Vitomir Maričić didn’t break records by accident—he combined precise strategies, tactical training, and a system built to push the limits of human physiology. What looks impossible isn’t magic; it’s the outcome of smart methods applied consistently.

The lesson isn’t to blindly copy the minutes or the numbers. It’s to study the tactics, understand the systems, and learn how each element—breath control, CO₂ tolerance, mental focus—works together. When you do that, you don’t just replicate someone else’s feat—you unlock your own potential.

Here’s what we can learn from how his body and mind handled the extreme challenge:

  • How oxygen, carbon dioxide, and the nervous system interact under extreme conditions.
  • How mental control and physiological training push the boundaries of what’s possible.
  • How extreme adaptation carries both incredible upside and hidden risks.

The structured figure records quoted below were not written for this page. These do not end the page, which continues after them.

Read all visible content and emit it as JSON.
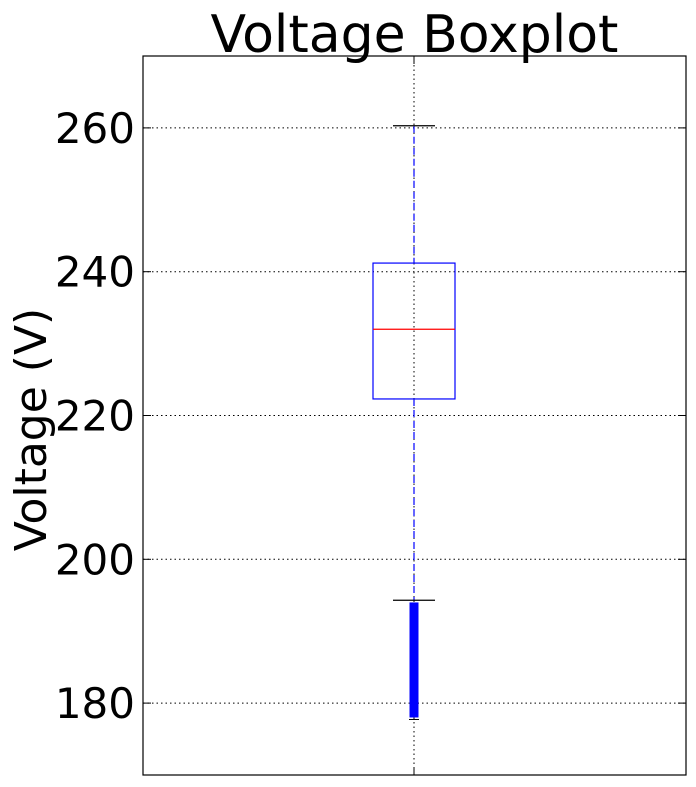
{
  "chart_data": {
    "type": "box",
    "title": "Voltage Boxplot",
    "xlabel": "",
    "ylabel": "Voltage (V)",
    "ylim": [
      170,
      270
    ],
    "yticks": [
      180,
      200,
      220,
      240,
      260
    ],
    "grid": true,
    "series": [
      {
        "whisker_low": 194.3,
        "q1": 222.3,
        "median": 232.0,
        "q3": 241.2,
        "whisker_high": 260.3,
        "outliers_range": [
          178.0,
          194.0
        ]
      }
    ],
    "colors": {
      "box": "#0000ff",
      "median": "#ff0000",
      "whisker": "#0000ff",
      "cap": "#000000",
      "outlier": "#0000ff",
      "grid": "#000000"
    }
  }
}
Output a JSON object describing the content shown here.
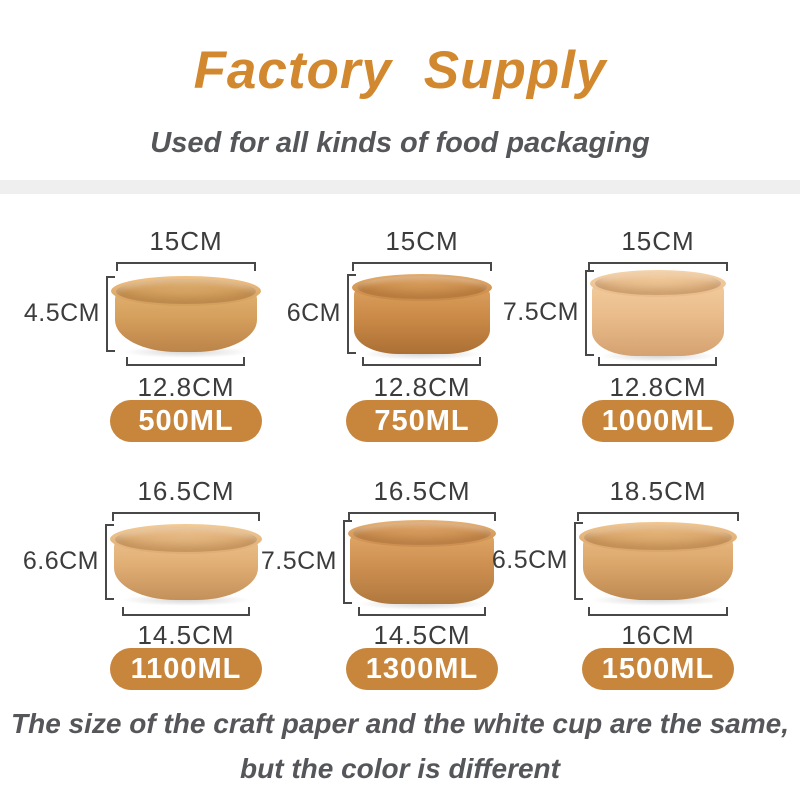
{
  "header": {
    "title": "Factory Supply",
    "subtitle": "Used for all kinds of food packaging"
  },
  "footer": {
    "line1": "The size of the craft paper and the white cup are the same,",
    "line2": "but the color is different"
  },
  "colors": {
    "title_accent": "#D2882F",
    "badge_fill": "#C8863C",
    "badge_text": "#FFFFFF",
    "body_text": "#55565A",
    "dimension_text": "#3C3C3C",
    "dimension_line": "#484848"
  },
  "products": [
    {
      "volume": "500ML",
      "top_diameter": "15CM",
      "height": "4.5CM",
      "bottom_diameter": "12.8CM",
      "bowl": {
        "rim": "#EFC28A",
        "light": "#E2B271",
        "base": "#D59F5C",
        "dark": "#BC8449",
        "inner": "#D8A767",
        "badge": "#C8863C"
      }
    },
    {
      "volume": "750ML",
      "top_diameter": "15CM",
      "height": "6CM",
      "bottom_diameter": "12.8CM",
      "bowl": {
        "rim": "#E3AC6C",
        "light": "#DCA05E",
        "base": "#CB8A47",
        "dark": "#AC7035",
        "inner": "#D69C5B",
        "badge": "#C8863C"
      }
    },
    {
      "volume": "1000ML",
      "top_diameter": "15CM",
      "height": "7.5CM",
      "bottom_diameter": "12.8CM",
      "bowl": {
        "rim": "#F5D4AA",
        "light": "#F2CB9C",
        "base": "#EABC8B",
        "dark": "#D5A271",
        "inner": "#EFC796",
        "badge": "#C8863C"
      }
    },
    {
      "volume": "1100ML",
      "top_diameter": "16.5CM",
      "height": "6.6CM",
      "bottom_diameter": "14.5CM",
      "bowl": {
        "rim": "#F1CB97",
        "light": "#EBC08B",
        "base": "#E0AE74",
        "dark": "#C3905A",
        "inner": "#E6B983",
        "badge": "#C8863C"
      }
    },
    {
      "volume": "1300ML",
      "top_diameter": "16.5CM",
      "height": "7.5CM",
      "bottom_diameter": "14.5CM",
      "bowl": {
        "rim": "#E6B273",
        "light": "#DFA767",
        "base": "#CE9051",
        "dark": "#B0783E",
        "inner": "#D89E60",
        "badge": "#C8863C"
      }
    },
    {
      "volume": "1500ML",
      "top_diameter": "18.5CM",
      "height": "6.5CM",
      "bottom_diameter": "16CM",
      "bowl": {
        "rim": "#F0C692",
        "light": "#E8BA82",
        "base": "#DBA66A",
        "dark": "#BE8A52",
        "inner": "#E2B175",
        "badge": "#C8863C"
      }
    }
  ]
}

With the right system and strategy, deliberate practice doesn’t just improve performance—it rewires your limits.

FAQ

Is holding your breath for 30 minutes possible?
Yes, with oxygen pre-breathing and years of specialized apnea training. For most people, even 2–4 minutes is a substantial achievement.

What are the risks of extreme breath-holding?
Shallow-water blackout, neurological stress, oxidative damage, and cardiovascular strain. Even elite freedivers require safety partners.

Does breath-hold training improve athletic performance?
Submaximal and controlled apnea training can increase CO₂ tolerance, stress resilience, and oxygen economy—benefits that translate into endurance, focus, and metabolic efficiency.